For the experiments, the cells were seeded at a density of 5 × 104 cells/mL in the medium described above. The co-culture
procedure that was used was based on the method described by Hauptmann et al. (1993). Co-cultures were established in 96-well tissue culture plates to determine the hydrogen peroxide (H2O2) liberation and nitric oxide (NO) production and to assess tumour cell proliferation. LLC-WRC 256 tumour cells (1 × 104/100 μL per well) were allowed to adhere for 3 h, washed with PBS and incubated with fresh medium for 24 h. The adherent peritoneal macrophages (2 × 105) were pre-treated with CTX (0.3 μg/mL) for 2 h, washed, collected and transferred to a 96-well tissue culture plate containing 2 Χ 104 tumour cells per well. The macrophage cultures and co-cultures were maintained
selleck chemicals llc for 24 and 48 h at 37 °C in a 5% CO2 humidified atmosphere. To determine the production of IL-1β, TNF-α, IL-6, LXA4 and 15-epi-LXA4, the adherent peritoneal macrophages (5 × 105) were pre-treated with CTX (0.3 μg/mL) for 2 h, washed, collected and transferred to a 24-well plate containing LLC-WRC 256 tumour cells (5 × 104 per well) plated in fresh medium 24 h beforehand.
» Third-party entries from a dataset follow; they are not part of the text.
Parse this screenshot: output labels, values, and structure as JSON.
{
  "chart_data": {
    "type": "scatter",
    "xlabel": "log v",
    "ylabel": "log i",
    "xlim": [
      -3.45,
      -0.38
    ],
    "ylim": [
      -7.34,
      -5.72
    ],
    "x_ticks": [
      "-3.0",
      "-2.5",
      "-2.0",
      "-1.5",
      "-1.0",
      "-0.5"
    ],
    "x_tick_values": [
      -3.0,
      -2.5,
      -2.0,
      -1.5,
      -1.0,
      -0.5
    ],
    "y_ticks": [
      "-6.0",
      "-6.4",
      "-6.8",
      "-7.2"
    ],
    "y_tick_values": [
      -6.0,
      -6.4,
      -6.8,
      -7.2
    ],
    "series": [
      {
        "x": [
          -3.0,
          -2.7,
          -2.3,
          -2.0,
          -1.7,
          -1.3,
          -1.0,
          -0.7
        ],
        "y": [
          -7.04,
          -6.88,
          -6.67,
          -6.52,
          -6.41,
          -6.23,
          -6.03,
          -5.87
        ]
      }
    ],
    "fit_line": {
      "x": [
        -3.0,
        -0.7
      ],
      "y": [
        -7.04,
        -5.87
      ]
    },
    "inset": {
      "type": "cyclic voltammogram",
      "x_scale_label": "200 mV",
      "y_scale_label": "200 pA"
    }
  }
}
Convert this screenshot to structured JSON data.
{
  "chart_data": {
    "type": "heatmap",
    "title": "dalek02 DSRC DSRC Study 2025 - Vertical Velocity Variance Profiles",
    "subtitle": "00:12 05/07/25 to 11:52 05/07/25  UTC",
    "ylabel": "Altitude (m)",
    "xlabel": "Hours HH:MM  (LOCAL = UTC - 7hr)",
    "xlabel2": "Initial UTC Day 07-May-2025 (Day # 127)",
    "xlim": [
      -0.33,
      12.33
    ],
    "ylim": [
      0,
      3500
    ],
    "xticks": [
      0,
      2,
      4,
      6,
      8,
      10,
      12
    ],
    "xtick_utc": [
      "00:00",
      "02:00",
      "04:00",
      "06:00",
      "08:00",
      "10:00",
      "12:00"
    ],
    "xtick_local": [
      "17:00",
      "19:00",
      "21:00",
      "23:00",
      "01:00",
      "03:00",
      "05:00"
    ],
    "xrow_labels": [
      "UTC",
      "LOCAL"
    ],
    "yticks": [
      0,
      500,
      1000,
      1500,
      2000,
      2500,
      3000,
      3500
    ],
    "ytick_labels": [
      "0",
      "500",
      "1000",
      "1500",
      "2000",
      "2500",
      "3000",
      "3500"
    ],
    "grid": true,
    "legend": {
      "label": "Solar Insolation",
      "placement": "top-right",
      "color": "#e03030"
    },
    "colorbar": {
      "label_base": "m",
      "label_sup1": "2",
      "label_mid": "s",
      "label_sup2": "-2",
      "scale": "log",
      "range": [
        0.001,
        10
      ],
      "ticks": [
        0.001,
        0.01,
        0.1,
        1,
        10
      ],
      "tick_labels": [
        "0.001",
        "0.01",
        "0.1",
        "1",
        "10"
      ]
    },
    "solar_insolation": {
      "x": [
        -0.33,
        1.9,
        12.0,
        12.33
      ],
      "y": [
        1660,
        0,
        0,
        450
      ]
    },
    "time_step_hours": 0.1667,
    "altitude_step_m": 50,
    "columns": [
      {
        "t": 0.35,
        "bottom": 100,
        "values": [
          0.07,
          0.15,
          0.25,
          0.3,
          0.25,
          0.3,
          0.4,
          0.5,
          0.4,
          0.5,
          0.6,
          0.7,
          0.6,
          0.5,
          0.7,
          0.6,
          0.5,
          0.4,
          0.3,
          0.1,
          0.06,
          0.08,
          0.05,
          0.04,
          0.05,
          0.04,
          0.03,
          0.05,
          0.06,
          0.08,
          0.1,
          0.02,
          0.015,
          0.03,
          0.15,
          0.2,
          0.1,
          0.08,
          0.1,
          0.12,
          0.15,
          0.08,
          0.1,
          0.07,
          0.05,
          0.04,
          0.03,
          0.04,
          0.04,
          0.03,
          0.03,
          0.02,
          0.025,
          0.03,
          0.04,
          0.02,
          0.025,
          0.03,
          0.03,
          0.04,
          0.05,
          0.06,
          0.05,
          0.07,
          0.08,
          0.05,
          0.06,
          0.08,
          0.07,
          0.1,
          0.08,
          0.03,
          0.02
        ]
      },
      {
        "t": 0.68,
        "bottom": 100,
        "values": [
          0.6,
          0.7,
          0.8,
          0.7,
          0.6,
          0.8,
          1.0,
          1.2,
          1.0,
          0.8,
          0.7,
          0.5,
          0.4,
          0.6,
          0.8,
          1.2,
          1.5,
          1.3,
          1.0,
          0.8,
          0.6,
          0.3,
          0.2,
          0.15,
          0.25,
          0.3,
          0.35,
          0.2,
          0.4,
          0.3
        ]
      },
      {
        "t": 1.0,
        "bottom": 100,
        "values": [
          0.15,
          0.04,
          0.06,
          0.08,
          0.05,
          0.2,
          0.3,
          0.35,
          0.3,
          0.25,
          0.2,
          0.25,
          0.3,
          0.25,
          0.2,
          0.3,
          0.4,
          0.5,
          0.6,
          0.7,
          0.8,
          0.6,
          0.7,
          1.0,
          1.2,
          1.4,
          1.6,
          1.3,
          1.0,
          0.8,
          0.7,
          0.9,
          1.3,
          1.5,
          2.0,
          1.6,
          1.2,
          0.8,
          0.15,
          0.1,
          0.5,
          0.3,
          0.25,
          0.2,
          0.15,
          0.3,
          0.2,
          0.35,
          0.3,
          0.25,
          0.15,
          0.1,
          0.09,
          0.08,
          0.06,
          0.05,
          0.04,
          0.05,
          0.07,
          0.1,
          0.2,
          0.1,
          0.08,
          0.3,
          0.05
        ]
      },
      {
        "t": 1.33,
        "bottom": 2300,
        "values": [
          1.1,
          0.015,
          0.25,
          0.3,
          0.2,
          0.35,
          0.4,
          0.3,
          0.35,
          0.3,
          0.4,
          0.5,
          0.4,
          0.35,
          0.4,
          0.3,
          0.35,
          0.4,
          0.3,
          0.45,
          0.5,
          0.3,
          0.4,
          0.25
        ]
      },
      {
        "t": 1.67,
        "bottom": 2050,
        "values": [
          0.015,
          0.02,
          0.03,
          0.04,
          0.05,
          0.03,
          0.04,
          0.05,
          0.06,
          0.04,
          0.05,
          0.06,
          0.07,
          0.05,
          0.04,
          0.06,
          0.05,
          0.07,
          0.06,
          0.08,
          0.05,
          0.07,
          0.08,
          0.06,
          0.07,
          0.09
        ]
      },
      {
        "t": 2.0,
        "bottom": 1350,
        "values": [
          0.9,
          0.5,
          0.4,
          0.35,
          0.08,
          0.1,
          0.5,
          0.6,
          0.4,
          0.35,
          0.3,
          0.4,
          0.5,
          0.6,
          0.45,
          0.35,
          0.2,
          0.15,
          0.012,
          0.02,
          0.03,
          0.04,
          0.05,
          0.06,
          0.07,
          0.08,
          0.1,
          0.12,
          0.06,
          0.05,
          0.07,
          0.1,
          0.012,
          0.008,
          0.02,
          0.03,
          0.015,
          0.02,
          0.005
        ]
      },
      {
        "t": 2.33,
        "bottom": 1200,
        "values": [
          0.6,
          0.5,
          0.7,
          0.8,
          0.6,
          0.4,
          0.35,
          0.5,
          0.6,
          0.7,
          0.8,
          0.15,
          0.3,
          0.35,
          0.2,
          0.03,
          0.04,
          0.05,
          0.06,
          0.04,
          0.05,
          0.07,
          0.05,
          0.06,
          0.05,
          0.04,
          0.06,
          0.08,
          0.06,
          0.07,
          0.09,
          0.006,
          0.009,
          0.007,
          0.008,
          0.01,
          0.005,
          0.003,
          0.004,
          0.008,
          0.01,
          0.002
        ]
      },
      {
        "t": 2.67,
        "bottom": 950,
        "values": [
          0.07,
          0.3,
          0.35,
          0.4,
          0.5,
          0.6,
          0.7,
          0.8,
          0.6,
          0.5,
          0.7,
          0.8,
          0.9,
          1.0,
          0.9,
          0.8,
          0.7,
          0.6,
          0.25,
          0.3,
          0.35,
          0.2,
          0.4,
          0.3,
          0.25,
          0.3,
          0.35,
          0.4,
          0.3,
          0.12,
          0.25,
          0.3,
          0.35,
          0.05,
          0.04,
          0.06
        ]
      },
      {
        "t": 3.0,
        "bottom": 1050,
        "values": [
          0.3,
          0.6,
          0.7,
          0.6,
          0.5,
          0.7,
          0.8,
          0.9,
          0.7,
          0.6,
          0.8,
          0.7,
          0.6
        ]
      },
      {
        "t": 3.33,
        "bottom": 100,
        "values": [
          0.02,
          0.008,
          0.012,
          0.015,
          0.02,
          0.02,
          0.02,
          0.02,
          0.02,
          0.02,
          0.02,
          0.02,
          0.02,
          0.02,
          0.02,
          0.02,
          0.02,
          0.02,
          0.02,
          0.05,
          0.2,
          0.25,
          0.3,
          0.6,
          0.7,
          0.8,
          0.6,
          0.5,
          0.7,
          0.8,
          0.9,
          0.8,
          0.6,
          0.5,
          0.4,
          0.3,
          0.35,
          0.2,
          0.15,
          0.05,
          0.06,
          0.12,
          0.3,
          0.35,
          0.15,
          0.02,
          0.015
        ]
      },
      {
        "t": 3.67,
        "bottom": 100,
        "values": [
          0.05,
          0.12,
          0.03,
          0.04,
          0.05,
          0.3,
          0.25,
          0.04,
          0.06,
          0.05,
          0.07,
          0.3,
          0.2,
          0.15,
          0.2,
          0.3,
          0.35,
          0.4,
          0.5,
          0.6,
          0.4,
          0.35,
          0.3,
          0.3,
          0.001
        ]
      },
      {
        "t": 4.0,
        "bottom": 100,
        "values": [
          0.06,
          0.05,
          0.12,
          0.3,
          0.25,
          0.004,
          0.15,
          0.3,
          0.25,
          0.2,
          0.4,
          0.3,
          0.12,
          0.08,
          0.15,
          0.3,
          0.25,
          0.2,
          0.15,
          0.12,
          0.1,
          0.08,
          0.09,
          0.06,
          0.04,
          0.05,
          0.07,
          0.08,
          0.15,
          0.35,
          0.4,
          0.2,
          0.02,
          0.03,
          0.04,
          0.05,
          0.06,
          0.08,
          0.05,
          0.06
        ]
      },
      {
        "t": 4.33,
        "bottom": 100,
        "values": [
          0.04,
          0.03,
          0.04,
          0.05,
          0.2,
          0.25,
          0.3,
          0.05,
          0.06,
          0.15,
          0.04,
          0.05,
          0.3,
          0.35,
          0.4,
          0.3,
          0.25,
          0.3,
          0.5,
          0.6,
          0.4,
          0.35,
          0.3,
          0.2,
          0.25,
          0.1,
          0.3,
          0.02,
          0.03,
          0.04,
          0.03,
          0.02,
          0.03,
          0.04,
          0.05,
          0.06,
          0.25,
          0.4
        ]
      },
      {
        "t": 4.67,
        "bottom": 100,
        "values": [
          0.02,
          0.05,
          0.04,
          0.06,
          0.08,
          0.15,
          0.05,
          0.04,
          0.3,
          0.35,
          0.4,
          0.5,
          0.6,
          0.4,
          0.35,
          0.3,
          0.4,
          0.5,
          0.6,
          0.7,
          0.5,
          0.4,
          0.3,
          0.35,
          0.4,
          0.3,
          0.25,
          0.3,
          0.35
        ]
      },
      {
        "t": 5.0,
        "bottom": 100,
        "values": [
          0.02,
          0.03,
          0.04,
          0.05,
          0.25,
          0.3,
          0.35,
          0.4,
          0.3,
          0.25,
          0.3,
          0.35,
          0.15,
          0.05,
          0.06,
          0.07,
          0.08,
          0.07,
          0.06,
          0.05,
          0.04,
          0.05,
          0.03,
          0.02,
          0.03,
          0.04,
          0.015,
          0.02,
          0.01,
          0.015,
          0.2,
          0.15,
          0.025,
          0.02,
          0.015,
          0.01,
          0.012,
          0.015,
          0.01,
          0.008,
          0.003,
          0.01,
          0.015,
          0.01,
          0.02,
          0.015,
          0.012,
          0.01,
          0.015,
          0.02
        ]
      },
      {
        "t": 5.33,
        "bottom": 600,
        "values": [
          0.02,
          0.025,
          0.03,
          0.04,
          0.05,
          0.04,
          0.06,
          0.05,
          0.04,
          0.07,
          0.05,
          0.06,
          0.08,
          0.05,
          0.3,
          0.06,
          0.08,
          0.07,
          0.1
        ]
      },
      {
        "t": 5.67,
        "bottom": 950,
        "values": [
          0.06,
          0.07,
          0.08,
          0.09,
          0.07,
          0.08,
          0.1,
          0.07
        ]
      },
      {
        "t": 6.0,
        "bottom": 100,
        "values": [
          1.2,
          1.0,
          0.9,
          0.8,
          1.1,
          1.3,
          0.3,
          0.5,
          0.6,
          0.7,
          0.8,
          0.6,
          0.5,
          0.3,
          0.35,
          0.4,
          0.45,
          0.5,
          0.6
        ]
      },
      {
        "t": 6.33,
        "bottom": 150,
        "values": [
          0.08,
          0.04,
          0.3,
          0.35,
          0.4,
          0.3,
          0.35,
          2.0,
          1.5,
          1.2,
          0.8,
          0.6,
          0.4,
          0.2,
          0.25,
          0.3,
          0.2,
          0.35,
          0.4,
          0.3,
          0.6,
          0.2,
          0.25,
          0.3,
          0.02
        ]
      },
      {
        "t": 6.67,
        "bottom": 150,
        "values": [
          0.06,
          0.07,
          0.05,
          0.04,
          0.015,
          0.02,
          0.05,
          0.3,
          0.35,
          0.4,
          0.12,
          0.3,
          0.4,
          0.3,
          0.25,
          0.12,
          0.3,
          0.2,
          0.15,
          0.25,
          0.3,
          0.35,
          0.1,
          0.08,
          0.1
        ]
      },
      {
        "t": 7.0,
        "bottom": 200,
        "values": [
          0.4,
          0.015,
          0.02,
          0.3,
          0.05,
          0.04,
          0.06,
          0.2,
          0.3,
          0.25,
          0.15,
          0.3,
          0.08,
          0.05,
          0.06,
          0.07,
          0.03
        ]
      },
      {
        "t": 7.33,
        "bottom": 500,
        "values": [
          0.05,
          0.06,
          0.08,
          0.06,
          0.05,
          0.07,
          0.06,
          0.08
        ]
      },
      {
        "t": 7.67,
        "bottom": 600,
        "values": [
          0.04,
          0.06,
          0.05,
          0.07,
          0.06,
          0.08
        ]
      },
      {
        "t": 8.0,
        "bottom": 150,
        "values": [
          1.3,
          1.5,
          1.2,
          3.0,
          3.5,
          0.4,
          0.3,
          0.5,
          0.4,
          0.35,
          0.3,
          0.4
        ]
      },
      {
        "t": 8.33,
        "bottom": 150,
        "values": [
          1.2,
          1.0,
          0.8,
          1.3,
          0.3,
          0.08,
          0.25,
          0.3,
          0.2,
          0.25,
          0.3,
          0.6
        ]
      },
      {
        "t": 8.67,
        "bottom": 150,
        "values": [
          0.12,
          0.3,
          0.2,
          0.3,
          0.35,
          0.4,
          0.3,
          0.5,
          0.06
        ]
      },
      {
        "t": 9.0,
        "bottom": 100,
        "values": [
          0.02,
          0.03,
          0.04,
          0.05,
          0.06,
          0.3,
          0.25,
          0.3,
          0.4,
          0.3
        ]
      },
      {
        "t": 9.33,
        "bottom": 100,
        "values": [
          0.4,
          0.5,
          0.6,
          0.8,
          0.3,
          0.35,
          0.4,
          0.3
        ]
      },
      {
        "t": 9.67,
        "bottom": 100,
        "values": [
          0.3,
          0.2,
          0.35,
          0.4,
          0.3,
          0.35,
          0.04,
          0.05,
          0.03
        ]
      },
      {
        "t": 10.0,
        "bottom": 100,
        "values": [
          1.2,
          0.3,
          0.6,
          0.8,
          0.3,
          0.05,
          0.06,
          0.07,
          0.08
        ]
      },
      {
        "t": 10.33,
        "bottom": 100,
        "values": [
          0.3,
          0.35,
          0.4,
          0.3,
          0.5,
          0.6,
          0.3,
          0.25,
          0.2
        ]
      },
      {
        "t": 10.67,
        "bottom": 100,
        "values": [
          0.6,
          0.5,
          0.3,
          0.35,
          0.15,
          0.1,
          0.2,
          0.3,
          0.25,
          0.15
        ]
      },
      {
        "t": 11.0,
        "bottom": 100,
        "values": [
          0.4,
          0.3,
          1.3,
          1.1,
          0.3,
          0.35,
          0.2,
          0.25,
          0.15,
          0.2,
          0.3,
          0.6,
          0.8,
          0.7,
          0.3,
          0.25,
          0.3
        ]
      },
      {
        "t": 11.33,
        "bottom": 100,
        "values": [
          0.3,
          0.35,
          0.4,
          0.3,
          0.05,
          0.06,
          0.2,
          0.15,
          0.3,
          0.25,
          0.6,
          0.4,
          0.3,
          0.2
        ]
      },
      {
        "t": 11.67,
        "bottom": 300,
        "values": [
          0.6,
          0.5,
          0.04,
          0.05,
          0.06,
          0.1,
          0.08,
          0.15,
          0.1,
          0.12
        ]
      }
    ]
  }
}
The macrophage cultures and co-cultures were maintained for 12, 24 and 48 h at 37 °C in a 5% CO2 humidified atmosphere. This resulted in a macrophage:tumour ratio of 10:1. www.selleckchem.com/products/AZD6244.html All the experiments were performed in triplicate, with macrophages from three different donors. The concentration of CTX (0.3 μg/mL) was the same as that used in previous research (Sampaio et al., 2003, Sampaio et al., 2006a and Sampaio et al., 2006b), which did not exhibit cytotoxicity as assessed by Trypan blue exclusion and by flow cytometry for the exclusion of propidium iodide. The involvement of the
formyl peptide receptor (ALX or FPR1) in the stimulatory effect of CTX on the secretory activities of macrophages was evaluated in cells pre-treated with 100 μM of Boc-2 (butoxycarbonyl-Phe-Leu-Phe-Leu-Phe, Phoenix Pharmaceutical Inc, USA), a selective antagonist of formyl peptide receptors, for 15 min at 37 °C (Scannell et al., 2007) before incubation with CTX, as described above. The production of H2O2 was measured as described by Pick et al. (1981), using phenol red. This assay is based on a horseradish peroxidase-dependent conversion of phenol red into a coloured compound by H2O2. Cobimetinib A phenol red solution (PRS) containing 140 mM NaCl; 10 mM potassium-phosphate buffer, pH 7.0; 5 mM dextrose; 0.28 mM phenol red; and 8.5 U/mL of horseradish peroxidase was used for the H2O2 determination. A final volume of 7.4 ml was obtained using Hank’s solution. After 24 h of co-culture, the supernatants were collected, and 100 μL of phenol red solution was added into each well of 96-well flat-bottomed tissue culture plates (Corning, NY), which were incubated in a humidified atmosphere at 37 °C for 1 h. Vertical row no. 1, which lacked cells, was filled with 100 μL of PRS per well.